これは、短期的な売買を推奨しているのではありません。3ヶ月先の未来を予測し、それに基づいて、自らのポートフォリオを、より優位性の高い状態へと、戦略的に最適化していく、という、極めて知的な行為なのです。

終章:未来は、発表されるものではなく、予測するものである
株式市場とは、常に、未来を織り込みながら動く、巨大な生き物です。 多くの投資家が、後方に広がる、過去の航跡(Q1決算の結果)を、まだ分析している、まさにその瞬間にも、市場の船は、すでに、次の目的地(Q2決算への期待)へと、その舳先を向けているのです。
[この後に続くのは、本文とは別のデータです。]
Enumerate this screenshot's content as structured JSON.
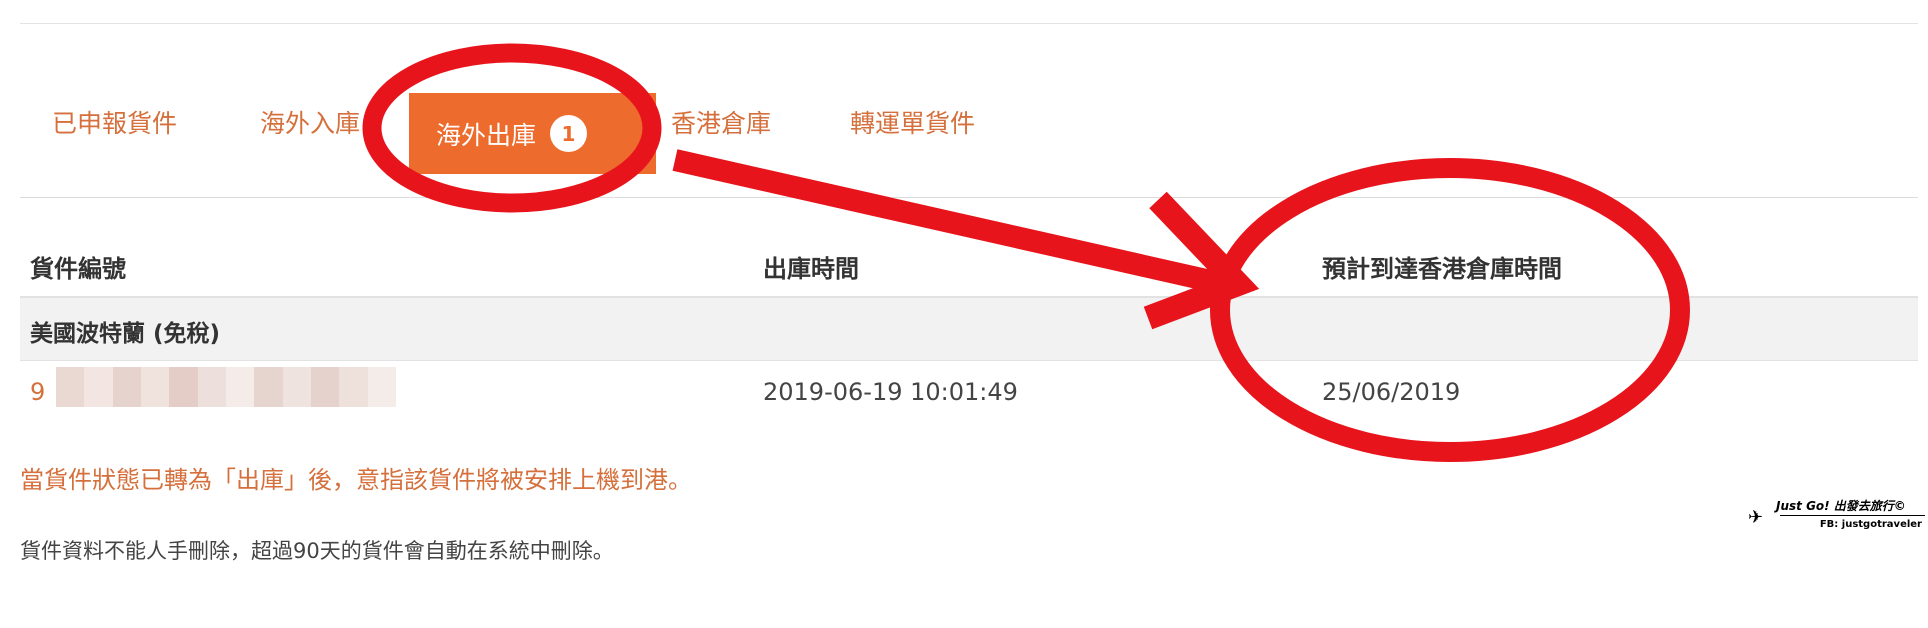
{
  "tabs": [
    {
      "label": "已申報貨件",
      "active": false
    },
    {
      "label": "海外入庫",
      "active": false
    },
    {
      "label": "海外出庫",
      "active": true,
      "badge": "1"
    },
    {
      "label": "香港倉庫",
      "active": false
    },
    {
      "label": "轉運單貨件",
      "active": false
    }
  ],
  "table": {
    "headers": [
      "貨件編號",
      "出庫時間",
      "預計到達香港倉庫時間"
    ],
    "group_label": "美國波特蘭 (免稅)",
    "rows": [
      {
        "id_visible": "9",
        "outbound_time": "2019-06-19 10:01:49",
        "eta": "25/06/2019"
      }
    ]
  },
  "notes": {
    "orange": "當貨件狀態已轉為「出庫」後，意指該貨件將被安排上機到港。",
    "gray": "貨件資料不能人手刪除，超過90天的貨件會自動在系統中刪除。"
  },
  "watermark": {
    "title": "Just Go! 出發去旅行©",
    "fb": "FB: justgotraveler"
  },
  "colors": {
    "accent": "#ec6b2d",
    "tab_text": "#d5703c",
    "annotation_red": "#e8141c"
  }
}
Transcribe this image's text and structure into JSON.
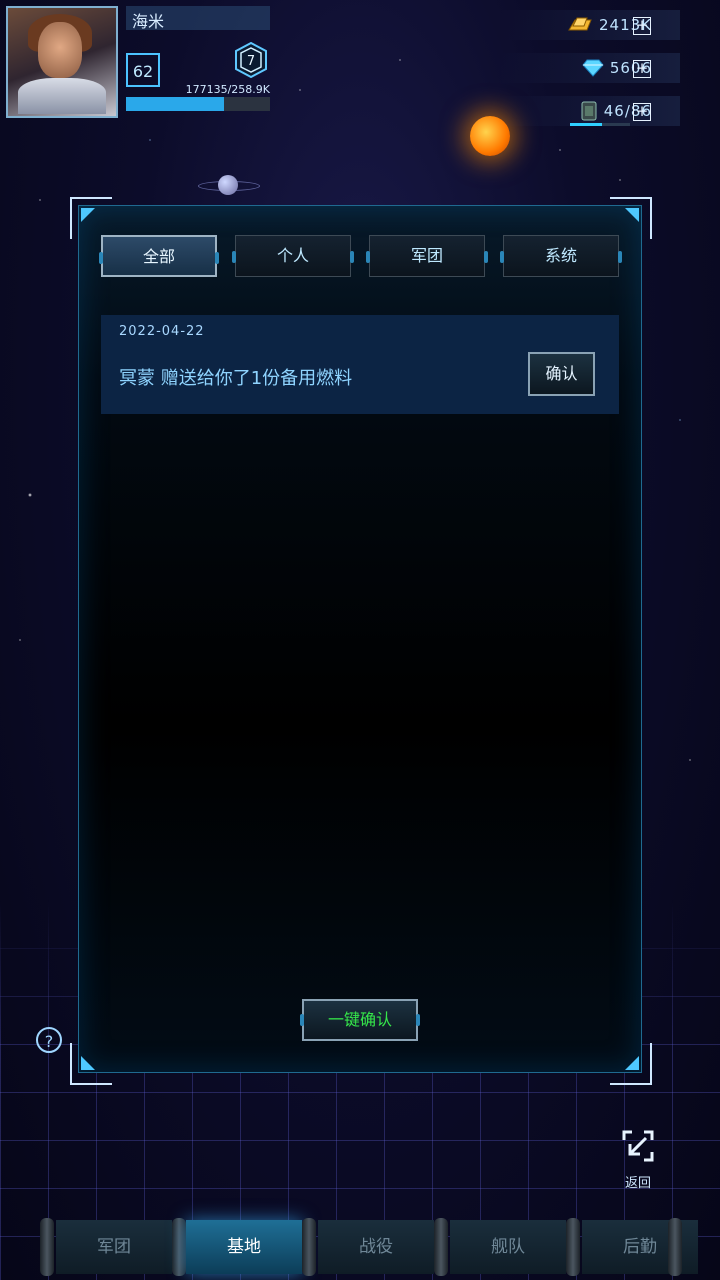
{
  "player": {
    "name": "海米",
    "level": "62",
    "rank": "7",
    "exp_text": "177135/258.9K",
    "exp_fraction": 0.68
  },
  "resources": {
    "gold": "2413K",
    "diamond": "5606",
    "fuel": "46/86",
    "fuel_fraction": 0.53
  },
  "mail": {
    "tabs": [
      "全部",
      "个人",
      "军团",
      "系统"
    ],
    "active_tab": 0,
    "messages": [
      {
        "date": "2022-04-22",
        "text": "冥蒙 赠送给你了1份备用燃料",
        "action": "确认"
      }
    ],
    "confirm_all": "一键确认"
  },
  "back_label": "返回",
  "nav": {
    "items": [
      "军团",
      "基地",
      "战役",
      "舰队",
      "后勤"
    ],
    "active": 1
  },
  "colors": {
    "accent": "#2aa8ea",
    "confirm_all_text": "#35e64a",
    "panel_border": "#1f6a90"
  }
}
勝者と敗者の違いは、極めてシンプルです。 未来が「発表」されるのを、ただ待っているのか。 それとも、あらゆる情報を駆使して、その未来を、自ら「予測」しようと努めるのか。
この記事は、あなたに、来るべき秋の決算シーズンの「台本」の、草稿をお渡しするものです。しかし、その台本をどう読み解き、どの役に、自らの資金を投じるのか。その最終的な演出は、あなた自身に委ねられています。
市場が静けさに包まれる、この夏。 その静寂は、思考停止のための「休息期間」ではありません。それは、次の時代の主役を見つけ出すための、最高の「思索期間」なのです。 さあ、秋の舞台の幕が上がる前に、最高の席を、確保しにいこうではありませんか。